Le Soldier’s Guide – petit vade mecum distribué à tout soldat américain et dont la dernière édition date d’octobre 2003 – précise la signification symbolique des divers ingrédients du FSD: « le casque et les dog tags rappellent le soldat tombé au combat; le fusil inversé muni de sa baïonnette signifie un temps de prière, une pause dans l’action pour rendre hommage à notre camarade; enfin les bottes de combat représentent la marche finale lors de sa dernière bataille ».
Les bottes ne sont attestées qu’à partir de la guerre du Vietnam et l’alignement resserré des dispositifs montre bien qu’ils ne constituaient plus à cette époque un marqueur de l’endroit où un soldat est tombé ou une tombe provisoire, mais un hommage collectif. Or l’édition précédente du Soldier’s Guide (1961) qui était en vigueur lors de la guerre du Vietnam ne mentionne aucun dispositif de ce genre.

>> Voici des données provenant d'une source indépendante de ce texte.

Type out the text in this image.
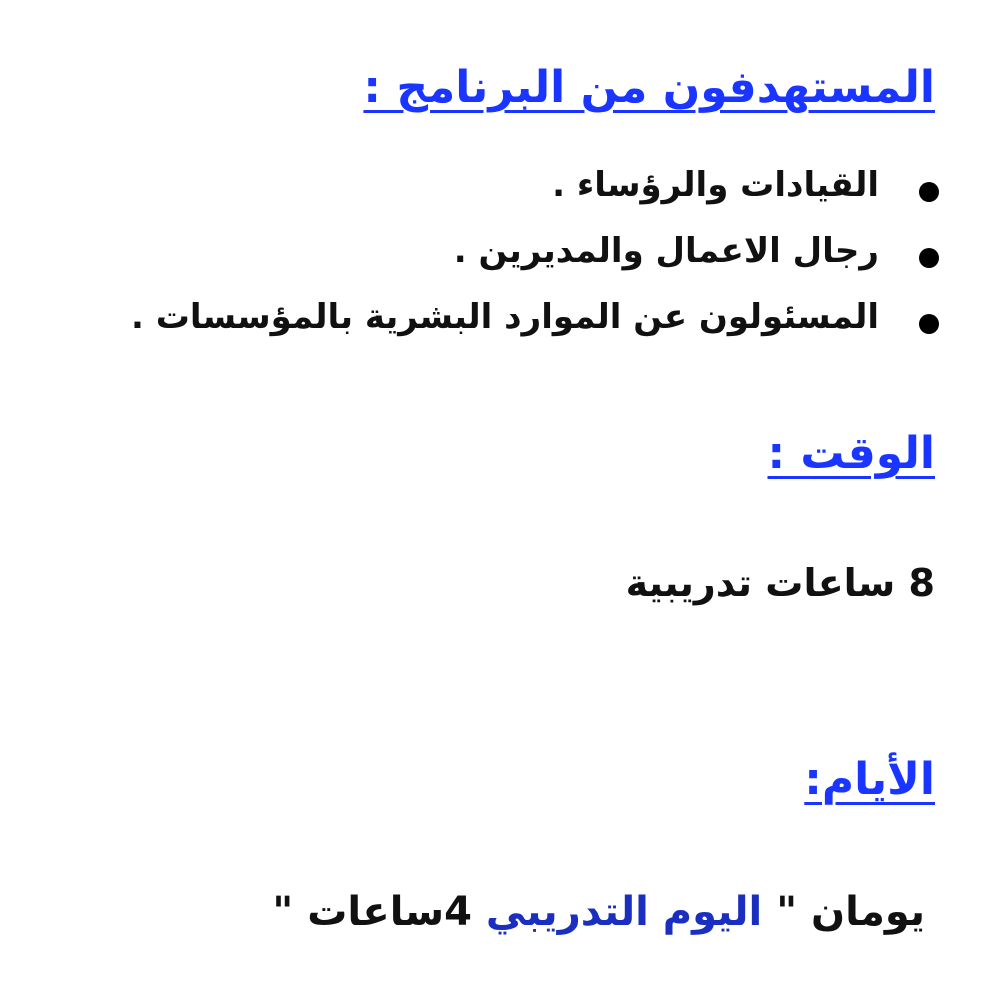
المستهدفون من البرنامج :
القيادات والرؤساء .
رجال الاعمال والمديرين .
المسئولون عن الموارد البشرية بالمؤسسات .
الوقت :

8 ساعات تدريبية

الأيام:

يومان " اليوم التدريبي 4ساعات "
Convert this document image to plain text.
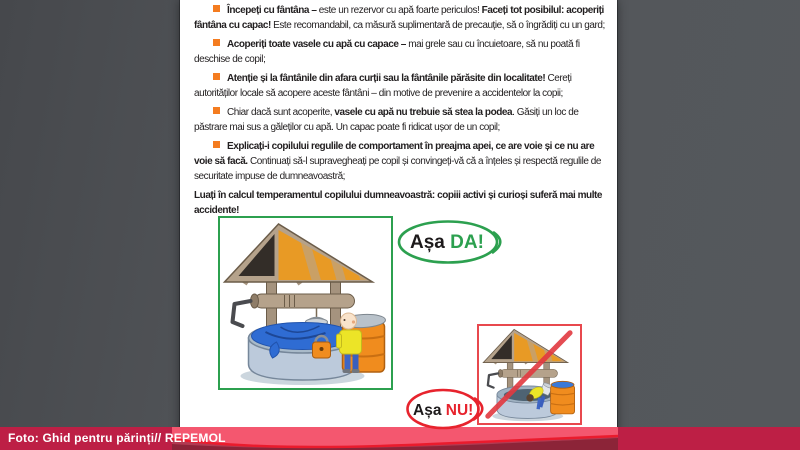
Începeți cu fântâna – este un rezervor cu apă foarte periculos! Faceți tot posibilul: acoperiți fântâna cu capac! Este recomandabil, ca măsură suplimentară de precauție, să o îngrădiți cu un gard;

Acoperiți toate vasele cu apă cu capace – mai grele sau cu încuietoare, să nu poată fi deschise de copil;

Atenție și la fântânile din afara curții sau la fântânile părăsite din localitate! Cereți autorităților locale să acopere aceste fântâni – din motive de prevenire a accidentelor la copii;

Chiar dacă sunt acoperite, vasele cu apă nu trebuie să stea la podea. Găsiți un loc de păstrare mai sus a găleților cu apă. Un capac poate fi ridicat ușor de un copil;

Explicați-i copilului regulile de comportament în preajma apei, ce are voie și ce nu are voie să facă. Continuați să-l supravegheați pe copil și convingeți-vă că a înțeles și respectă regulile de securitate impuse de dumneavoastră;

Luați în calcul temperamentul copilului dumneavoastră: copiii activi și curioși suferă mai multe accidente!

Așa DA!
Așa NU!
Foto: Ghid pentru părinți// REPEMOL
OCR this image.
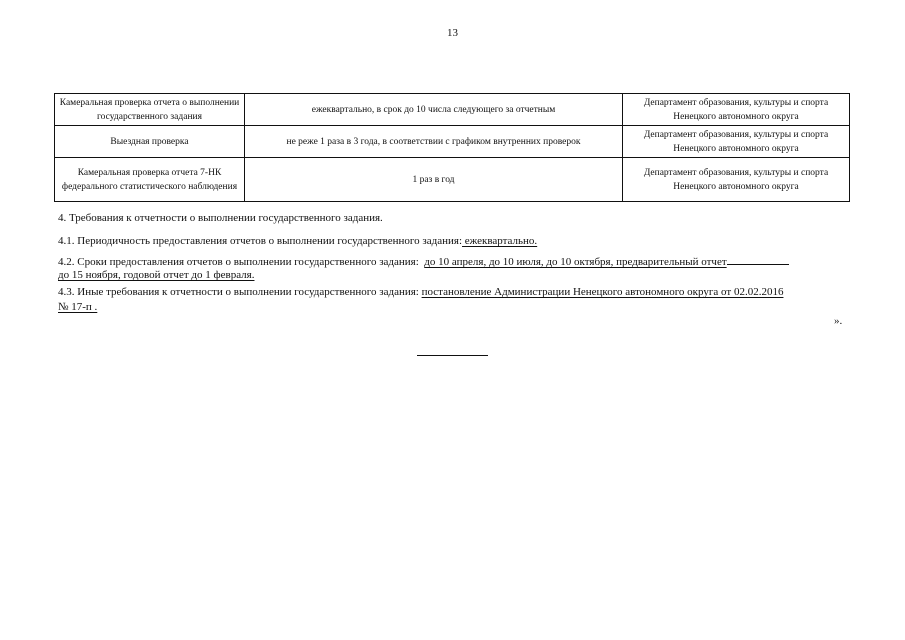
13
Камеральная проверка отчета о выполнении государственного задания	ежеквартально, в срок до 10 числа следующего за отчетным	Департамент образования, культуры и спорта Ненецкого автономного округа
Выездная проверка	не реже 1 раза в 3 года, в соответствии с графиком внутренних проверок	Департамент образования, культуры и спорта Ненецкого автономного округа
Камеральная проверка отчета 7-НК федерального статистического наблюдения	1 раз в год	Департамент образования, культуры и спорта Ненецкого автономного округа
4. Требования к отчетности о выполнении государственного задания.
4.1. Периодичность предоставления отчетов о выполнении государственного задания: ежеквартально.
4.2. Сроки предоставления отчетов о выполнении государственного задания: до 10 апреля, до 10 июля, до 10 октября, предварительный отчет
до 15 ноября, годовой отчет до 1 февраля.
4.3. Иные требования к отчетности о выполнении государственного задания: постановление Администрации Ненецкого автономного округа от 02.02.2016
№ 17-п .
».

Dans l’un des rares ouvrages consacrés à ce sujet d’un point de vue historique3, l’écrivain et journaliste Michael Sledge explique qu’un changement majeur est intervenu durant la guerre de Corée et plus encore celle du Vietnam dans la doctrine militaire américaine concernant les pertes humaines. Les soldats morts étaient auparavant inhumés le plus souvent dans des cimetières provisoires proches du champ de bataille. Un ensemble de raisons militaires, politiques et psychologiques ont conduit le commandement américain au Vietnam à mettre en œuvre la récupération systématique des blessés et des morts sur le terrain. La guerre avait alors pris une autre forme avec le recours massif à l’hélicoptère et les blessés et les morts étaient évacués rapidement du champ de bataille. Le cinéma a d’ailleurs représenté plusieurs fois ce type de scène. Les armes non plus n’étaient pas laissées sur place. L’hommage rendu au soldat mort ne pouvait donc être effectué sur le terrain et s’est alors déplacé dans le camp de base. Le dispositif formé par le fusil et le casque est devenu symbolique et s’est personnalisé avec l’accrochage des dog tags à la crosse. Des objets personnels sont apparus près de l’arme, en particulier les bottes de marche du disparu. Cet usage commémoratif s’est développé durant les différents conflits où les États-Unis ont été engagés, et le quasi-rituel de la génuflexion est probablement apparu pendant la première guerre du Golfe. Il est possible d’ailleurs que l’interdiction de photographier les cercueils de soldats américains promulguée par Bush père en 1991 et levée en 2009 par l’administration Obama ait en quelque sorte favorisé l’extension de cette pratique au sein de l’armée américaine. Au final donc, la constitution actuelle du FSD (forme 3 selon notre typologie) et son large déploiement sont très largement postérieurs à la Seconde Guerre mondiale.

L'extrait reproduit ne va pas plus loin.